[Jacques Bonneval by Anne Manning]@TWC D-Link bookJacques Bonneval CHAPTER VII 6/18
I am going into town.
There is nothing I can do for you, then ?" "Nothing; we thank you very much." When he was gone, Gabrielle exclaimed, "Now that is what I call an opportunity wasted." "We must beware, my child, who we trust," said my mother. "Of course; but he was so evidently a harmless, good sort of man." "We had no occasion to trouble him." Gabrielle plainly thought there was a good deal of occasion.
Indeed, had she known she was actually doomed to spend a few days in the vaults of Les Arenes, I am persuaded she would have fitted them up with upholstery and eatables, even to pickles and preserves.
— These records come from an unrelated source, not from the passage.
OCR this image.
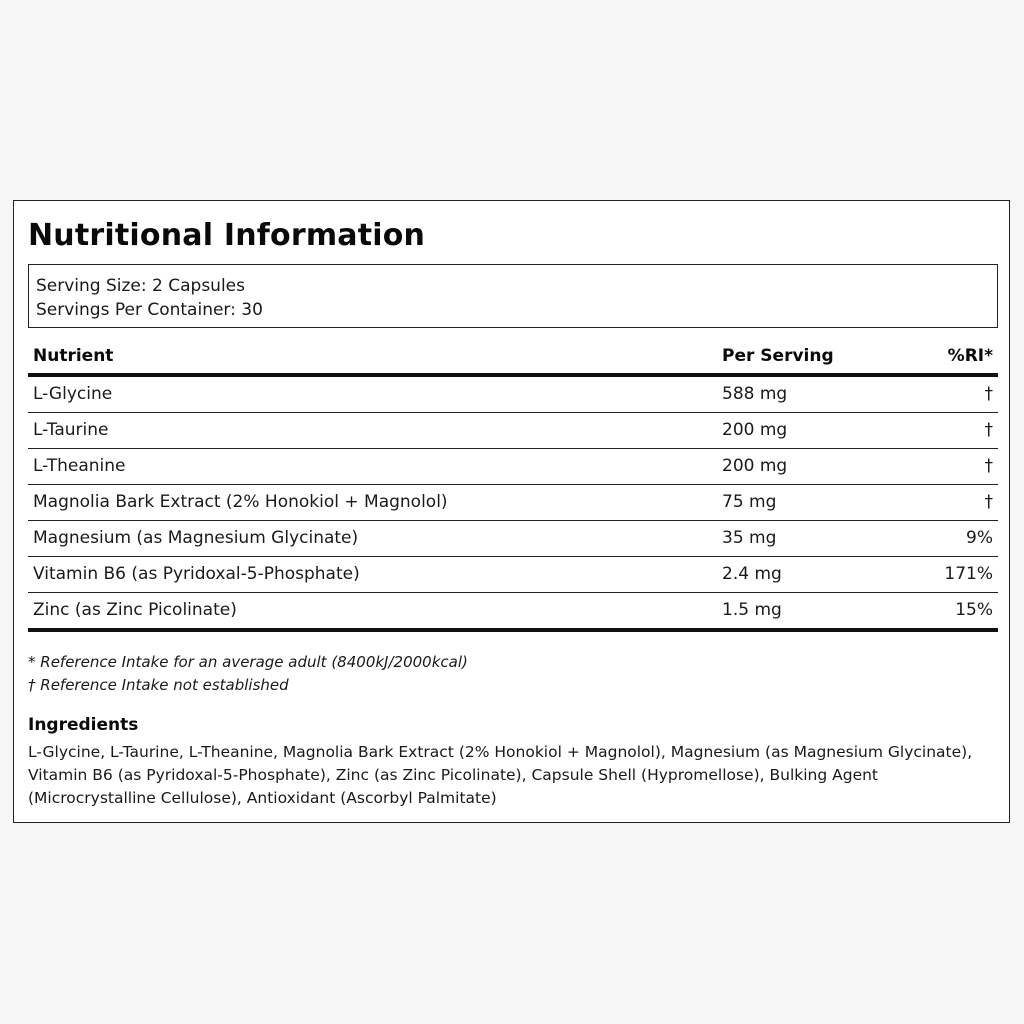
Nutritional Information
Serving Size: 2 Capsules
Servings Per Container: 30
Nutrient	Per Serving	%RI*
L-Glycine	588 mg	†
L-Taurine	200 mg	†
L-Theanine	200 mg	†
Magnolia Bark Extract (2% Honokiol + Magnolol)	75 mg	†
Magnesium (as Magnesium Glycinate)	35 mg	9%
Vitamin B6 (as Pyridoxal-5-Phosphate)	2.4 mg	171%
Zinc (as Zinc Picolinate)	1.5 mg	15%
* Reference Intake for an average adult (8400kJ/2000kcal)
† Reference Intake not established
Ingredients
L-Glycine, L-Taurine, L-Theanine, Magnolia Bark Extract (2% Honokiol + Magnolol), Magnesium (as Magnesium Glycinate), Vitamin B6 (as Pyridoxal-5-Phosphate), Zinc (as Zinc Picolinate), Capsule Shell (Hypromellose), Bulking Agent (Microcrystalline Cellulose), Antioxidant (Ascorbyl Palmitate)
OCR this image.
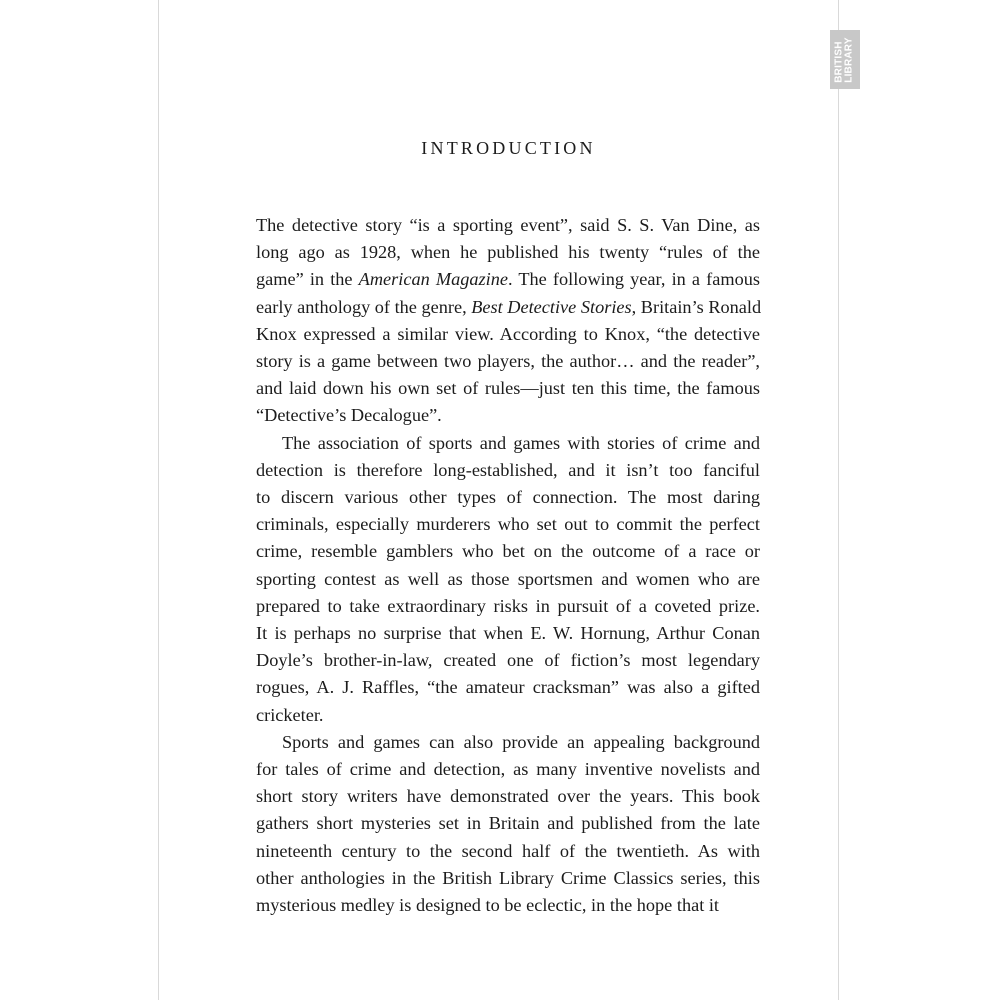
BRITISH LIBRARY
INTRODUCTION
The detective story “is a sporting event”, said S. S. Van Dine, as
long ago as 1928, when he published his twenty “rules of the
game” in the American Magazine. The following year, in a famous
early anthology of the genre, Best Detective Stories, Britain’s Ronald
Knox expressed a similar view. According to Knox, “the detective
story is a game between two players, the author… and the reader”,
and laid down his own set of rules—just ten this time, the famous
“Detective’s Decalogue”.
The association of sports and games with stories of crime and
detection is therefore long-established, and it isn’t too fanciful
to discern various other types of connection. The most daring
criminals, especially murderers who set out to commit the perfect
crime, resemble gamblers who bet on the outcome of a race or
sporting contest as well as those sportsmen and women who are
prepared to take extraordinary risks in pursuit of a coveted prize.
It is perhaps no surprise that when E. W. Hornung, Arthur Conan
Doyle’s brother-in-law, created one of fiction’s most legendary
rogues, A. J. Raffles, “the amateur cracksman” was also a gifted
cricketer.
Sports and games can also provide an appealing background
for tales of crime and detection, as many inventive novelists and
short story writers have demonstrated over the years. This book
gathers short mysteries set in Britain and published from the late
nineteenth century to the second half of the twentieth. As with
other anthologies in the British Library Crime Classics series, this
mysterious medley is designed to be eclectic, in the hope that it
Meanwhile Madeleine was beguiling the time to the children by setting them easy sums on the wall, scratched with a nail, and drawing pictures for them with the same implement, accompanied with stories, as thus:--"Once on a time there was a poor Christian captive in this very dungeon--here he is (drawing his picture)--sentenced to be thrown to the lions (picture). Once he had been a little boy like this (picture), fond of playing with other little boys (picture), and ready to carry his mother's pitcher to the well (picture), or sweep her floor (picture), or make himself useful to her in any way whatever.
One day,"-- and so forth.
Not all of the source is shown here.